Offensichtlich nicht. Mehr noch: wir können nicht mehr zuhören und uns auf die Bedürfnisse und Sorgen anderer Menschen einlassen. Es herrscht ein Krieg: Rechte bzw. religiöse Ideologie vs. aufgeklärte Ideologie. Beide Seiten haben eine Sache gemeinsam: sie können keine andere Meinung als ihre eigene ertragen und kämpfen gegen diejenigen, die ihre eigenen Ansichten nicht teilen. Statt Andersdenkende ernst zu nehmen und nachzuvollziehen, warum sie so denken, wird verbal und im schlimmsten Falle wortwörtlich auf sie eingeschlagen.
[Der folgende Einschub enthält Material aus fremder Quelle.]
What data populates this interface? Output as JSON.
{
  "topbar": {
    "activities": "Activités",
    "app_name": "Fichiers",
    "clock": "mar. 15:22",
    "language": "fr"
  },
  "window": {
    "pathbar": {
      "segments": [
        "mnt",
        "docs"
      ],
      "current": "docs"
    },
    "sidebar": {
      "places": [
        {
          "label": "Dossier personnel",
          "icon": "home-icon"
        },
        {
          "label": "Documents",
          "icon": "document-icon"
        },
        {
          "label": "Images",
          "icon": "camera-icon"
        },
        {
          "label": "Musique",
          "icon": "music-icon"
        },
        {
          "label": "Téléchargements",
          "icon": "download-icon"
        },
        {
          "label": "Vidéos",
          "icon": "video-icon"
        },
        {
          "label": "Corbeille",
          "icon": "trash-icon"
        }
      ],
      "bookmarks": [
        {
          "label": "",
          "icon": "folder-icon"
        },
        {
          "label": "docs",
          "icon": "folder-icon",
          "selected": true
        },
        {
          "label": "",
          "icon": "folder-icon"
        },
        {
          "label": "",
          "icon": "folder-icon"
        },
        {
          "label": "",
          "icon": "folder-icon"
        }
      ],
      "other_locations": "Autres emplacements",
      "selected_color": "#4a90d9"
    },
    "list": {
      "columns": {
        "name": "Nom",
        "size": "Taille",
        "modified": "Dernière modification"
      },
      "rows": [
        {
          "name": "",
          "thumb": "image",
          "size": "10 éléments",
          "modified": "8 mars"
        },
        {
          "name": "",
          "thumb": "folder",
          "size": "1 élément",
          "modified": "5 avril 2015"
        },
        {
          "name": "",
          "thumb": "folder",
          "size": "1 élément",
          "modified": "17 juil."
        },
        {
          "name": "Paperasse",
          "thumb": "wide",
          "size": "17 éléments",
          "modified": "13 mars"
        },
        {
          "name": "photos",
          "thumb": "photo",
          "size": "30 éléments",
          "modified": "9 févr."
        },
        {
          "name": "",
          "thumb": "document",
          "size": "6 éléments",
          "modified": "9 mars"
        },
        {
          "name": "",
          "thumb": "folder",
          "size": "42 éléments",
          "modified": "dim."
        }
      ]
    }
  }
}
Und dabei verstoßen die vermeintlich Aufgeklärten selbst gegen ein wichtiges Grundrecht unserer Gesellschaft, nämlich gegen die Menschenwürde.
Wenn wir uns wirklich friedlichere Zeiten wünschen, dann müssen wir allesamt wieder lernen, respektvoll miteinander umzugehen. Wir müssen lernen, anderen zuzuhören und akzeptieren, dass es Menschen gibt, die anders denken als wir. Erst dann können wir in einen Dialog treten und mit Fakten und sachlichen Argumenten unsere eigene Meinung darstellen und vertreten.
Ich bin nicht Charlie. Ich fordere Denken vor dem Sprechen. Ich äußere meine Meinung nicht – obwohl ich das Recht dazu hätte – mit geschmacklosen und verletzenden Mohammed-Karikaturen oder mit stumpfen „Gegen PEGIDA“-Ausrufen.
Ich fordere Diskussionen, die
- Auf Augenhöhe
- Mit Anstand
- Mit Argumenten statt Slogans
geführt werden!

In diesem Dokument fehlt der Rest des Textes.